Farin E
Universitätsklinikum Freiburg, Abt. Qualitätsmanagement und Sozialmedizin, Breisacherstrasse 62, Haus 4, 79106 Freiburg, Germany.
Rehabilitation (Stuttg). 2005 Jun;44(3):157-64. doi: 10.1055/s-2004-834785.
For a fair comparison of rehabilitation centres with respect to the effects of the treatment provided (e. g. for the purpose of quality assurance programmes), it is essential that those factors which influence the outcome of rehabilitation treatment and over which the rehabilitation centres have no control (the so-called "confounders", such as co-morbidity and age of the patients on commencement of treatment) are included in the statistical analysis. Simple linear regression models without random effects and without interaction terms are frequently used for this purpose. However, this method has certain limitations which can be avoided if hierarchical linear modelling (HLM) is employed. HLM has the advantage over standard regression analysis methods in that it can be used to take into account the multi-level structure of a comparison problem, allows predictors to be introduced at the level of the centres and also makes it possible to model variations of regression coefficients for the centres. When the HLM technique is used, separate linear models can be produced for the various hierarchically structured data levels of the question (e. g. the levels "patients" and "centres" for rehabilitation centres, for example). Moreover, it can be empirically tested with HLMs whether the rehabilitation coefficients (e. g. effects of mean age of patients on the outcome of rehabilitation) differ significantly between the centres. In this article, we describe the use of hierarchical linear modelling on the basis of data obtained from the quality assurance programme of the statutory health insurance schemes in the field of medical rehabilitation ("QS-Reha").

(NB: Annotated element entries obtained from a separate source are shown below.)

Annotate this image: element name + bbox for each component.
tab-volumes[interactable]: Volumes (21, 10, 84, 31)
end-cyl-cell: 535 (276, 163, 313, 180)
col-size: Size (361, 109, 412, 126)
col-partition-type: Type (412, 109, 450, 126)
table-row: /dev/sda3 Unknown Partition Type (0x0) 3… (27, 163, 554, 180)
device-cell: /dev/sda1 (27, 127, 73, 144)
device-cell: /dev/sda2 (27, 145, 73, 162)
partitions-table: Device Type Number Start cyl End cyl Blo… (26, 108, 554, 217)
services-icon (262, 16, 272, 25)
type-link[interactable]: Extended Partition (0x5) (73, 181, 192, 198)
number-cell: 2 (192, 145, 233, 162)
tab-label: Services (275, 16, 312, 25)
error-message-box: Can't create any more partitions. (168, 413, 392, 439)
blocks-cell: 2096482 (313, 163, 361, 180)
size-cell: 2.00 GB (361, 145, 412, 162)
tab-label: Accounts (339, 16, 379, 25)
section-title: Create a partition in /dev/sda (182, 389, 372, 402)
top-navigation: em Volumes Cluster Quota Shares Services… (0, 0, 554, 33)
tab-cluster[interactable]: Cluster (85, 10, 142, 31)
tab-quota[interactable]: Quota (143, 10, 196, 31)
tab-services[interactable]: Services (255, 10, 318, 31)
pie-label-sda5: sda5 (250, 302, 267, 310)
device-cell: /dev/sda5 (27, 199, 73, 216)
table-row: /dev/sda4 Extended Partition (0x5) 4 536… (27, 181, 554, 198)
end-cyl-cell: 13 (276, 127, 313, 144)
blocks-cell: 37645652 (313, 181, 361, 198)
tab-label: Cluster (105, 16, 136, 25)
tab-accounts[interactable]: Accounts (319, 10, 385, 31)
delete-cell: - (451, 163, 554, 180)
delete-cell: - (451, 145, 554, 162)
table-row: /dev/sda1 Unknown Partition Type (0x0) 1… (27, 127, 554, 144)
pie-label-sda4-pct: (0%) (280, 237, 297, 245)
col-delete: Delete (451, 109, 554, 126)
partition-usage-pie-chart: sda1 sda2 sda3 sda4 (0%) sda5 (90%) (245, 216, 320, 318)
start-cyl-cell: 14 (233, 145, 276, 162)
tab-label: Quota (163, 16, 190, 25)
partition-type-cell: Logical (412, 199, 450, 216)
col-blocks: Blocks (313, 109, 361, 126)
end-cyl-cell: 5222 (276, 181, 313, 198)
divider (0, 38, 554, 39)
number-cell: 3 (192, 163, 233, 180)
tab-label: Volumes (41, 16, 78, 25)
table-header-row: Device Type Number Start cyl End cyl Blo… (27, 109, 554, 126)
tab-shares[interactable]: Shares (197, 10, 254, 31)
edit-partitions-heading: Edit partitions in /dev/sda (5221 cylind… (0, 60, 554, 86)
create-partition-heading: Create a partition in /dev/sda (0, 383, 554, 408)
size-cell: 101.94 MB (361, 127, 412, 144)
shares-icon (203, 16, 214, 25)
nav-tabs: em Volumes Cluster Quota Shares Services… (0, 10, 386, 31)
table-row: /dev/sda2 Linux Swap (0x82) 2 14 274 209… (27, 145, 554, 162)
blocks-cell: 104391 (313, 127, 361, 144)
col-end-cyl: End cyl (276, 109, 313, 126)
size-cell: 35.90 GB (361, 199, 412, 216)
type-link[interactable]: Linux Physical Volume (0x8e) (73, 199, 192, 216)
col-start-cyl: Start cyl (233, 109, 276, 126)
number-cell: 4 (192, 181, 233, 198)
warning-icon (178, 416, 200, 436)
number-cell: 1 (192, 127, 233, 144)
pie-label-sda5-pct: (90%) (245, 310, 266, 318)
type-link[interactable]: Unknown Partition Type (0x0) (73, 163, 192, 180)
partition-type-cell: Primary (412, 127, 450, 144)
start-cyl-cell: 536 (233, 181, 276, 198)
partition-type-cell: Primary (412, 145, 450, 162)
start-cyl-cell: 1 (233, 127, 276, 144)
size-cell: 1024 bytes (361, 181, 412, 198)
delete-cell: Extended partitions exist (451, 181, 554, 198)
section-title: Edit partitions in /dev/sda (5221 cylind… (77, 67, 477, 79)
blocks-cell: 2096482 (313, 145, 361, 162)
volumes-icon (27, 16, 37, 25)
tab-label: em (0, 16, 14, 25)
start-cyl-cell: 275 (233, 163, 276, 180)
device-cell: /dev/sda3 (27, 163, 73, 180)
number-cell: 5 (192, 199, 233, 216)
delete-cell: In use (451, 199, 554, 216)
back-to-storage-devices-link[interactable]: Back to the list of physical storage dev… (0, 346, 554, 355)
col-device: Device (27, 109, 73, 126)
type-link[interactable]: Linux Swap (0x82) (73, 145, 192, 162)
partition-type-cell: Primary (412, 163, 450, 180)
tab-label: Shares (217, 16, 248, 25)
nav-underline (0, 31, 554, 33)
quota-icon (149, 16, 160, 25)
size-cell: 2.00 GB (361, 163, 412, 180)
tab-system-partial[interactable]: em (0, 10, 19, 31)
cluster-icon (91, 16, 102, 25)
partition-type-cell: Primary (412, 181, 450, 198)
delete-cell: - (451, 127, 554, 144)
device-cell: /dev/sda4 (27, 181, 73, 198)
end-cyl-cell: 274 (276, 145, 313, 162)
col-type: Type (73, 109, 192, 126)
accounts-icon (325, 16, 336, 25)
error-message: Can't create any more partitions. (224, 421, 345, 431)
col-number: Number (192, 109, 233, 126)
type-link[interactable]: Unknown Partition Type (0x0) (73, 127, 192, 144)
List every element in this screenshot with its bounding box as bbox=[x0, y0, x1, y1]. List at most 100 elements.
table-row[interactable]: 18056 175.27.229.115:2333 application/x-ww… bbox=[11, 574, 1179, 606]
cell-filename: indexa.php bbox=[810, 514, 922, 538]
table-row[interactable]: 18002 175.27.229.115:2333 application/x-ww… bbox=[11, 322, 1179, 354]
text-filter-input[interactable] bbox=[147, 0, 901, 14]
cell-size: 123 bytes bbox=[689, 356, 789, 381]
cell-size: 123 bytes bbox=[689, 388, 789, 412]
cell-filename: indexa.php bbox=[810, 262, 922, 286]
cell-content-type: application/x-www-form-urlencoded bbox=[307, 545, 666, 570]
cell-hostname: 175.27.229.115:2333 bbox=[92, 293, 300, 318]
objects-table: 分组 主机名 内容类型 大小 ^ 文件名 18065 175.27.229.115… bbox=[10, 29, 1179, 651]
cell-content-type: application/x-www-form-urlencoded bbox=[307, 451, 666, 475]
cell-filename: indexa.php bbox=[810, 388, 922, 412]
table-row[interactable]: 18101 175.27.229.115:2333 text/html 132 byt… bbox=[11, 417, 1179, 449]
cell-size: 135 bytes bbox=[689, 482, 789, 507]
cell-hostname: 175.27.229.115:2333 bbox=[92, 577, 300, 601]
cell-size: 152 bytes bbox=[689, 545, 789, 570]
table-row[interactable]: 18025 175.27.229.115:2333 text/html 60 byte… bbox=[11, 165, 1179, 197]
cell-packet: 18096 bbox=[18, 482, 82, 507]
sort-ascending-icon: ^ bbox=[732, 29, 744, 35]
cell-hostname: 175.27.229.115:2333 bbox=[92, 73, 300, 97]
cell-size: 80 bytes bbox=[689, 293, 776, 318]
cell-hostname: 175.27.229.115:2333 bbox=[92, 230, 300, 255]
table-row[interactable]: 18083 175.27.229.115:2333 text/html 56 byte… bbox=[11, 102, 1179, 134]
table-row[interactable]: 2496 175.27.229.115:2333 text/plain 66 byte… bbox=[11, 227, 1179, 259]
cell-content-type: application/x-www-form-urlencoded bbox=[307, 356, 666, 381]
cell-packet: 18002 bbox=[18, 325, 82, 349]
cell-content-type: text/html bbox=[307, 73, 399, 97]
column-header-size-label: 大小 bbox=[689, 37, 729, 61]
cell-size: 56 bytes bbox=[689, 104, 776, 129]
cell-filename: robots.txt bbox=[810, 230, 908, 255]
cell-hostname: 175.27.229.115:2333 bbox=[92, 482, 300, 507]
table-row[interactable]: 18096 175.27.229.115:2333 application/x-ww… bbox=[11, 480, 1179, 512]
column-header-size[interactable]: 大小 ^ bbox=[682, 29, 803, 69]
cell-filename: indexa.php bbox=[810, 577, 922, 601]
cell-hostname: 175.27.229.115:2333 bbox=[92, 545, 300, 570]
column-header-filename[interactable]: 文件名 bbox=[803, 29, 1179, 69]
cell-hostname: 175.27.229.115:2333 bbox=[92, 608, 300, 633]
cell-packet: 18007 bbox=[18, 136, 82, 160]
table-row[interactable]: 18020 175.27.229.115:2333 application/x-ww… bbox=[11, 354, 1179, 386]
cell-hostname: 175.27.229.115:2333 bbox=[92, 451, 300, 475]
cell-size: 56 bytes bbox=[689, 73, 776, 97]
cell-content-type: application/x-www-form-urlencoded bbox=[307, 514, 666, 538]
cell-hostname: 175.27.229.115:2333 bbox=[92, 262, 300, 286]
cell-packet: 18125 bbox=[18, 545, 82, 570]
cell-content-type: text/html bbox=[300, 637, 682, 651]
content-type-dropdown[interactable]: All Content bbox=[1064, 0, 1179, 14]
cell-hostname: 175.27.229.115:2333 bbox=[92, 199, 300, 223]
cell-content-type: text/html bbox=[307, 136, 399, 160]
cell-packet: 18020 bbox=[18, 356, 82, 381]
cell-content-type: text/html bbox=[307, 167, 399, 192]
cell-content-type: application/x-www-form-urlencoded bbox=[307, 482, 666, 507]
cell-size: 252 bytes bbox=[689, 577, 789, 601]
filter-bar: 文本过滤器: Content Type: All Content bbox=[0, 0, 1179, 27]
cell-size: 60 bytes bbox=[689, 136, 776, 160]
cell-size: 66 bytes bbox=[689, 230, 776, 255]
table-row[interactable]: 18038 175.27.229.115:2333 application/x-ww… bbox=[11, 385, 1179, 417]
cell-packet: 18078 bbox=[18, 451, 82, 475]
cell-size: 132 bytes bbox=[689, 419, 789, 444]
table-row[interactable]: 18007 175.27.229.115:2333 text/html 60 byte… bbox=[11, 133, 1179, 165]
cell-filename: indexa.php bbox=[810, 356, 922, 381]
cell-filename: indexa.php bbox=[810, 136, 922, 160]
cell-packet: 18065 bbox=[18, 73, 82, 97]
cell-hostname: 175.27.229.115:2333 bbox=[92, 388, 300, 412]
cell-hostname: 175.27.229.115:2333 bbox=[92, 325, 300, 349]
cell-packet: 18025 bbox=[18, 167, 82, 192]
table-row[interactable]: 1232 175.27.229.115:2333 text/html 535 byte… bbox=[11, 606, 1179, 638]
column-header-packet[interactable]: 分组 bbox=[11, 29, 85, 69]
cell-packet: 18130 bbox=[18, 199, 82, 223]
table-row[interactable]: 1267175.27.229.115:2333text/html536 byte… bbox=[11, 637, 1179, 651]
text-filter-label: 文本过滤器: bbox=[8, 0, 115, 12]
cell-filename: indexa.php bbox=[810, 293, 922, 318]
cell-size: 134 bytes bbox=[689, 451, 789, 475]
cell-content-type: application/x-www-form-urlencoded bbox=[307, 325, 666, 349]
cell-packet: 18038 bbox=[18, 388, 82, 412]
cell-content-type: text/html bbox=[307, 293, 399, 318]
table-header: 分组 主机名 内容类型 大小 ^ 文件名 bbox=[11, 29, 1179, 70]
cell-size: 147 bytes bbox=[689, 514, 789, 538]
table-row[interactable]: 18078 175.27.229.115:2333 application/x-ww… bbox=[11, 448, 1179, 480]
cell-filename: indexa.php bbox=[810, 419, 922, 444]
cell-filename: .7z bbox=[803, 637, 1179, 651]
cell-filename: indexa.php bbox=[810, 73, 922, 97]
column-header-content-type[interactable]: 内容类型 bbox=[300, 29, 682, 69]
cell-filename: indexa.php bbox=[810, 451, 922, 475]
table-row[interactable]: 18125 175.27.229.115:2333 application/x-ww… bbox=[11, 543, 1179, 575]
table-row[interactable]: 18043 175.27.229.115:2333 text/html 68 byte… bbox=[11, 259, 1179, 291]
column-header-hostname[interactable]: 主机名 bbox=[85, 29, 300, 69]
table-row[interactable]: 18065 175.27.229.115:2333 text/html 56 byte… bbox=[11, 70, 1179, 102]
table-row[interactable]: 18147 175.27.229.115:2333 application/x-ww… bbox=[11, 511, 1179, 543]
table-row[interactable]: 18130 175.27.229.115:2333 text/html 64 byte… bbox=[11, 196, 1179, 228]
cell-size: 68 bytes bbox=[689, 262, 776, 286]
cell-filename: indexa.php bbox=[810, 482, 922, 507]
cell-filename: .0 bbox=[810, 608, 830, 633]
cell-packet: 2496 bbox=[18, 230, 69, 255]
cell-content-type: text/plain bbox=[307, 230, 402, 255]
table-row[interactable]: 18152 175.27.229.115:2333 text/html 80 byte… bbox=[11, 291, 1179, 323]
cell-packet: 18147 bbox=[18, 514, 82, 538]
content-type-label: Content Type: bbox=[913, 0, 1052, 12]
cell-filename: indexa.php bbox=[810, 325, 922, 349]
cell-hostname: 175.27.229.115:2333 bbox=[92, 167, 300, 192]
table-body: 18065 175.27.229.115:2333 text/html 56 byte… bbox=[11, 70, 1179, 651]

为了公平比较康复中心所提供治疗的效果(例如用于质量保证计划),至关重要的是,那些影响康复治疗结果且康复中心无法控制的因素(即所谓的“混杂因素”,如治疗开始时患者的合并症和年龄)应纳入统计分析。为此,常使用无随机效应且无交互项的简单线性回归模型。然而,这种方法存在一定局限性,若采用分层线性建模(HLM)则可避免这些局限。HLM相较于标准回归分析方法具有优势,因为它可用于考虑比较问题的多层次结构,允许在中心层面引入预测变量,还能对中心的回归系数变化进行建模。使用HLM技术时,可为问题的各个层次结构数据水平(例如康复中心的“患者”和“中心”层面)生成单独的线性模型。此外,通过HLM可以实证检验康复系数(例如患者平均年龄对康复结果的影响)在各中心之间是否存在显著差异。在本文中,我们基于从医疗康复领域法定健康保险计划的质量保证计划(“QS - Reha”)获得的数据,描述分层线性建模的应用。